Potatura del mandorlo: ecco la guida per farla al meglio

potatura del mandorlo

Hai un albero di mandorlo ma non sai come potarlo? Oggi ti diamo una guida semplice da seguire che ti aiuterà nella potatura del mandorlo. Buona lettura.

Del Dott. Francesco Giannetti

potatura del mandorlo

Il mandorlo

Il mandorlo (Prunus dulcis) è un albero da frutto appartenente alla famiglia delle Rosaceae e al genere dei prunus. La mandorla è invece il seme di questo albero. È nativo dell’Asia Sud-occidentale.

Il mandorlo è un piccolo albero, caducifoglie e latifoglie, alto fino 5-7 m. Il mandorlo ha crescita lenta ed è molto longevo, può diventare plurisecolare.

Presenta la radici a fittone e fusto dapprima diritto e liscio e di colore grigio, successivamente contorto, screpolato e scuro. Le foglie, lunghe fino a 12 cm, sono lanceolate e picciolate.

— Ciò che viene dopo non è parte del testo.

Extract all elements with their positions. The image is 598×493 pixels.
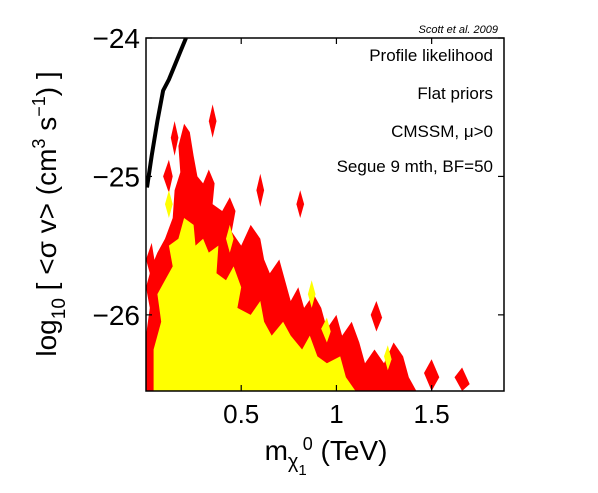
annotation-2: Flat priors [417,84,493,103]
inner-region-11 [165,190,173,218]
inner-region-12 [226,224,234,253]
inner-region-1 [153,218,356,391]
inner-region-13 [307,280,316,308]
credit-text: Scott et al. 2009 [419,24,499,36]
annotation-3: CMSSM, μ>0 [391,122,493,141]
y-axis-label: log10 [ <σ v> (cm3 s−1) ] [29,71,70,356]
inner-region-14 [384,345,392,371]
outer-region-10 [370,301,383,332]
x-axis-label-sup: 0 [303,434,313,454]
y-axis-label-sup1: 3 [29,139,49,149]
outer-region-8 [424,359,440,391]
cross-section-curve [146,38,188,188]
x-axis-label-main: m [265,435,288,466]
inner-region-15 [321,317,331,343]
x-axis-label: mχ1 0 (TeV) [265,434,388,479]
outer-region-3 [208,104,217,138]
plot-frame [145,37,505,392]
y-tick-label: −26 [93,300,141,331]
x-tick-label: 1.5 [414,399,450,429]
y-axis-label-sub: 10 [49,298,70,319]
outer-region-4 [163,159,173,193]
outer-region-5 [256,173,265,207]
y-axis-label-body3: ) ] [31,71,62,96]
y-axis-label-body1: [ <σ v> (cm [31,149,62,299]
annotation-4: Segue 9 mth, BF=50 [337,157,493,176]
annotation-1: Profile likelihood [369,46,493,65]
x-axis-label-unit: (TeV) [313,435,388,466]
outer-region-6 [296,190,305,218]
cross-section-curve-layer [146,38,188,188]
x-tick-label: 1 [329,399,343,429]
outer-region-2 [170,121,179,156]
annotations: Profile likelihood Flat priors CMSSM, μ>… [337,46,493,176]
y-axis-label-sup2: −1 [29,96,49,117]
axis-ticks: 0.5 1 1.5 −24 −25 −26 [93,23,504,429]
y-tick-label: −24 [93,23,141,54]
y-axis-label-body2: s [31,117,62,139]
x-tick-label: 0.5 [223,399,259,429]
y-tick-label: −25 [93,161,141,192]
y-axis-label-main: log [31,319,62,356]
outer-region-9 [454,367,470,391]
x-axis-label-sub: χ [288,451,299,473]
likelihood-regions [146,104,470,391]
x-axis-label-subsub: 1 [298,462,306,479]
outer-region-7 [146,242,156,281]
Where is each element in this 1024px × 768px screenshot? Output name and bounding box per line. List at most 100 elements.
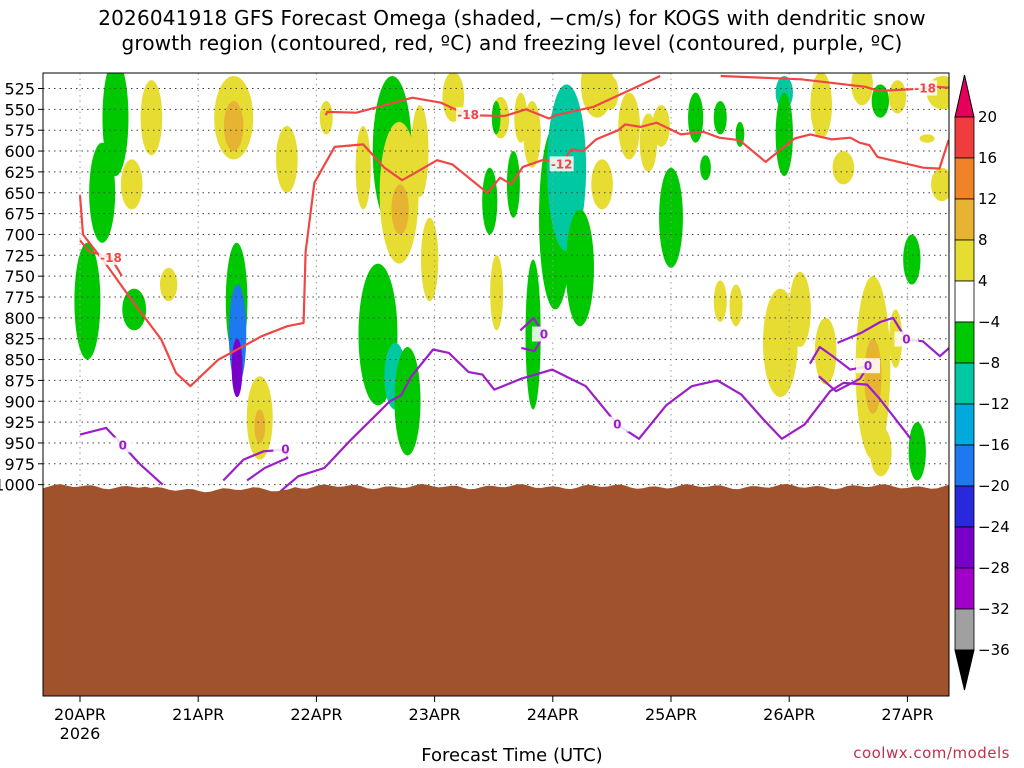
omega-cell-45	[700, 155, 711, 181]
omega-cell-8	[223, 101, 244, 152]
omega-cell-48	[713, 280, 727, 323]
colorbar-segment-12	[954, 608, 975, 651]
grid	[43, 73, 949, 696]
omega-cell-16	[355, 126, 371, 210]
contour-label-bg-6	[605, 416, 630, 432]
omega-cell-23	[411, 105, 429, 197]
source-credit: coolwx.com/models	[853, 744, 1010, 762]
x-tick-label-3: 23APR	[409, 705, 461, 724]
colorbar-segment-8	[954, 444, 975, 487]
contour-label-bg-8	[856, 358, 880, 374]
colorbar-top-arrow	[954, 74, 975, 118]
omega-cell-5	[120, 159, 143, 210]
contour-label-2: -12	[551, 157, 573, 171]
y-tick-label-0: 525	[4, 80, 35, 99]
chart-title: 2026041918 GFS Forecast Omega (shaded, −…	[0, 6, 1024, 56]
omega-cell-1	[89, 142, 116, 243]
x-tick-label-4: 24APR	[527, 705, 579, 724]
y-tick-label-19: 1000	[0, 476, 35, 495]
omega-cell-53	[789, 271, 811, 348]
y-tick-label-18: 975	[4, 455, 35, 474]
omega-cell-15	[319, 101, 333, 135]
y-tick-label-10: 775	[4, 288, 35, 307]
colorbar-segment-3	[954, 239, 975, 282]
colorbar-label-12: −32	[978, 600, 1010, 618]
contour-1	[720, 74, 949, 93]
colorbar-segment-2	[954, 198, 975, 241]
colorbar-segment-7	[954, 403, 975, 446]
contour-4	[79, 426, 164, 486]
colorbar-label-3: 8	[978, 231, 988, 249]
omega-cell-59	[864, 338, 882, 414]
x-tick-label-2: 22APR	[290, 705, 342, 724]
omega-cell-20	[394, 347, 421, 456]
omega-cell-43	[659, 167, 683, 268]
omega-cell-28	[482, 167, 498, 235]
contour-label-bg-2	[549, 156, 574, 172]
omega-cell-54	[810, 73, 833, 139]
contour-label-bg-1	[913, 80, 938, 96]
omega-cell-62	[888, 80, 907, 114]
omega-cell-60	[869, 426, 892, 477]
contour-label-7: 0	[902, 333, 910, 347]
contour-label-bg-5	[273, 441, 298, 457]
contour-label-9: 0	[540, 328, 548, 342]
y-tick-label-13: 850	[4, 351, 35, 370]
x-tick-label-0: 20APR	[54, 705, 106, 724]
y-tick-label-11: 800	[4, 309, 35, 328]
chart-title-line-2: growth region (contoured, red, ºC) and f…	[121, 31, 903, 55]
x-tick-label-6: 26APR	[763, 705, 815, 724]
omega-cell-64	[903, 234, 921, 285]
omega-cell-14	[276, 126, 298, 193]
colorbar-label-13: −36	[978, 641, 1010, 659]
colorbar-segment-10	[954, 526, 975, 569]
colorbar-segment-5	[954, 321, 975, 364]
omega-cell-3	[122, 288, 147, 331]
omega-cell-4	[140, 80, 163, 156]
omega-cell-30	[506, 151, 520, 218]
contour-label-bg-9	[531, 326, 556, 342]
omega-cell-71	[1012, 385, 1024, 452]
omega-cell-11	[231, 338, 243, 398]
omega-cell-51	[775, 92, 793, 177]
omega-cell-0	[74, 242, 101, 360]
x-tick-label-1: 21APR	[172, 705, 224, 724]
omega-cell-65	[908, 422, 926, 481]
contour-label-bg-7	[894, 331, 919, 347]
y-tick-label-16: 925	[4, 413, 35, 432]
y-tick-label-5: 650	[4, 184, 35, 203]
colorbar-segment-6	[954, 362, 975, 405]
omega-cell-69	[999, 305, 1021, 347]
contour-label-1: -18	[914, 82, 936, 96]
colorbar-label-10: −24	[978, 518, 1010, 536]
chart-title-line-1: 2026041918 GFS Forecast Omega (shaded, −…	[98, 6, 926, 30]
colorbar-label-11: −28	[978, 559, 1010, 577]
colorbar-bottom-arrow	[954, 649, 975, 691]
y-tick-label-2: 575	[4, 121, 35, 140]
omega-cell-66	[919, 134, 935, 143]
colorbar-label-5: −4	[978, 313, 1000, 331]
omega-cell-22	[391, 184, 409, 235]
plot-frame	[42, 72, 950, 697]
contour-label-bg-0	[456, 107, 481, 123]
colorbar-label-6: −8	[978, 354, 1000, 372]
omega-cell-39	[603, 75, 619, 110]
y-tick-label-8: 725	[4, 246, 35, 265]
omega-cell-56	[832, 151, 855, 185]
y-tick-label-3: 600	[4, 142, 35, 161]
contour-label-6: 0	[613, 418, 621, 432]
colorbar-label-1: 16	[978, 149, 997, 167]
x-axis-label: Forecast Time (UTC)	[421, 745, 603, 766]
y-tick-label-7: 700	[4, 225, 35, 244]
contour-label-5: 0	[281, 443, 289, 457]
colorbar-label-7: −12	[978, 395, 1010, 413]
y-tick-label-12: 825	[4, 330, 35, 349]
terrain	[43, 484, 949, 696]
x-tick-label-7: 27APR	[881, 705, 933, 724]
omega-cell-36	[565, 209, 594, 327]
y-tick-label-17: 950	[4, 434, 35, 453]
colorbar-label-8: −16	[978, 436, 1010, 454]
omega-cell-29	[490, 255, 504, 331]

I fiori, bianchi o leggermente rosati e con un diametro fino a 5 cm, hanno 5 sepali, 5 petali, 40 stami (disposti su tre verticilli) e un pistillo con ovario semi-infero. I fiori sbocciano all’inizio della primavera: è tra le fioriture più precoci e, dove il clima è mite, può avvenire anche tra gennaio e febbraio.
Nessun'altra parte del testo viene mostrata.